Could Artificial Intelligence help? Yes, say Croke and McGookin.

“Everyone is now talking about artificial intelligence and the promise of AI and how AI can help,” Croke said. “We have invested in an AI scribe, an artificial intelligence scribe. It’s sort of ‘ambient listening’ in the background during the patient visit. And then we take the conversation from the patient visit and create a clinical note so the provider, instead of having to type, can just review it and then enter it into the chart. When we started doing that, I was told it did save hours of time for the providers, for sure. So having that scribe is definitely one solution.”

But not a total one, according to Croke and McGookin. Legislative reimbursement reform at the state and federal levels is needed, they assert. One leader of such efforts is U.S. Sen. Sheldon Whitehouse, according to McGookin.
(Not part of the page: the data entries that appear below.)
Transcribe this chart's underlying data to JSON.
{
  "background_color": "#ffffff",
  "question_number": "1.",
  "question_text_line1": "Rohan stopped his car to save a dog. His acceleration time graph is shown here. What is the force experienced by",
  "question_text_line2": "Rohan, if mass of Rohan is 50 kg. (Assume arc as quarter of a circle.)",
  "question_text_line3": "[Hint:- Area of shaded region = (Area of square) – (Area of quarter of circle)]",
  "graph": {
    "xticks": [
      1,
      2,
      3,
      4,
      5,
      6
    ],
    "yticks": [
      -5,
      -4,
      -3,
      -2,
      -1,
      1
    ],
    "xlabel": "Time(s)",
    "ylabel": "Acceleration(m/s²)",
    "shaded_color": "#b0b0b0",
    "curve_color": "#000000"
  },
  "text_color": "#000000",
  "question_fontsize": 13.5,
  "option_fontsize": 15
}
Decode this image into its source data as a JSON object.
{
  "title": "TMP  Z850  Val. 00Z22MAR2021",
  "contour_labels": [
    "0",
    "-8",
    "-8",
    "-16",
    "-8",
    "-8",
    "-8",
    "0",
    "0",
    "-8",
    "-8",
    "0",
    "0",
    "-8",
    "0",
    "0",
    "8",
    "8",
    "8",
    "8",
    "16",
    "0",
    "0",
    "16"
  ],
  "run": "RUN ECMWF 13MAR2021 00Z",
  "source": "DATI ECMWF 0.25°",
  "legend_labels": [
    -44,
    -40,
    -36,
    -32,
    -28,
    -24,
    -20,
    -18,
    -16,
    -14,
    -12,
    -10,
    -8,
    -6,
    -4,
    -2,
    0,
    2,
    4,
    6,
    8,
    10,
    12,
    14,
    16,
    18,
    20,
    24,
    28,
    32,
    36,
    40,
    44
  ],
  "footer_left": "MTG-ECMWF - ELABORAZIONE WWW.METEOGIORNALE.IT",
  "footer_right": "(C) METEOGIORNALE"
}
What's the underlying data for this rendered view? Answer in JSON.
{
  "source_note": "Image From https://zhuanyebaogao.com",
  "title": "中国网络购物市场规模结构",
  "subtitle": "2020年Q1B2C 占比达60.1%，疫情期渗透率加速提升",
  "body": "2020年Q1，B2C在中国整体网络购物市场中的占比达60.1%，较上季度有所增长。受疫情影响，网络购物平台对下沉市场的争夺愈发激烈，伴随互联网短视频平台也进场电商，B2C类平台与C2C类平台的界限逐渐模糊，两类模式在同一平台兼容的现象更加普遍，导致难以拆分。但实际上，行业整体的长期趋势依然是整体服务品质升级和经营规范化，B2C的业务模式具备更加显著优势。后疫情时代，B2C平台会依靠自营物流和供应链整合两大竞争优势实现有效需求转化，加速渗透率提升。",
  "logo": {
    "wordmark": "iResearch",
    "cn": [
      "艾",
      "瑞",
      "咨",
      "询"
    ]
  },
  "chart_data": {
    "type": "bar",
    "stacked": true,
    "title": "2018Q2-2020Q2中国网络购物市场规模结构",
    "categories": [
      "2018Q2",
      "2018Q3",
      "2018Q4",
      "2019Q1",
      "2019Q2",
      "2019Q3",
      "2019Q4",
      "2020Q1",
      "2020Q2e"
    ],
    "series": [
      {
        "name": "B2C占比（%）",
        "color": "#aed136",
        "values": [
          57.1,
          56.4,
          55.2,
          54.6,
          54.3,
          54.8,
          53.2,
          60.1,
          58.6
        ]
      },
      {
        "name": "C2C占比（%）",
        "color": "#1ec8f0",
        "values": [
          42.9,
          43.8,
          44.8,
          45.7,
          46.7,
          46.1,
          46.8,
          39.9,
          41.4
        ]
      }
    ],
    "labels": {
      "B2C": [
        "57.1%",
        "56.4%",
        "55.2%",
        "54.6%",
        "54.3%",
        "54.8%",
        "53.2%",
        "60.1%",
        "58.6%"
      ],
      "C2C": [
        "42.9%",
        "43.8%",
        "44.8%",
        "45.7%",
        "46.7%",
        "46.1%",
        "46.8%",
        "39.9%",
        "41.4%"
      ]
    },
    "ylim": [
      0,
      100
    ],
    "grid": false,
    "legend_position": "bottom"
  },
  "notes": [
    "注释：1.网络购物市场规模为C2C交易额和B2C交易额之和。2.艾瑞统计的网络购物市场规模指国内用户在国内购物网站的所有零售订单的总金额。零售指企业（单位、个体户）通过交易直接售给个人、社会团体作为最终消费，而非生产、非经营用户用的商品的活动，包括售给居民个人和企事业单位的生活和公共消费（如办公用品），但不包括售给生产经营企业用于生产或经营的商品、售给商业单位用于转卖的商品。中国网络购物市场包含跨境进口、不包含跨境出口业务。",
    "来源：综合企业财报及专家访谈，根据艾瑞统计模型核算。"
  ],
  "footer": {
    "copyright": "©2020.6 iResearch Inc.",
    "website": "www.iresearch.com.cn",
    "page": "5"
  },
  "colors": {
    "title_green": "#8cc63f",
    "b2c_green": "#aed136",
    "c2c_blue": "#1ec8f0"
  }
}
“We as Rhode Islanders are really blessed that Sen. Whitehouse has always been a tireless advocate for health care, even going back to when he was in Rhode Island state government, and he’s taken that fight to the federal government,” McGookin told Ocean State Stories. “Even in the harsh environment of Washington now, he’s advocating and pushing through bipartisan measures to improve health care.”

McGookin added: “The problem is the pace of legislative change is much slower than the pace of necessity. And so we’re finding people facing barriers to care, medical debt that’s causing bankruptcy, and poor access to care that is evolving way faster than legislative solutions can. From my perspective, of course, I would like to see health care prioritized, but I know that it’s a very delicate balance of where taxpayer and federal dollars are allocated.”

Last month. Brown University Health Medical Group Primary Care announced the opening of a new site in Middletown, Rhode Island, located at 99 East Main Road, Suite 19A – Submitted photo

Editor’s Note: Ocean State Stories last reported on primary care shortages in 2024.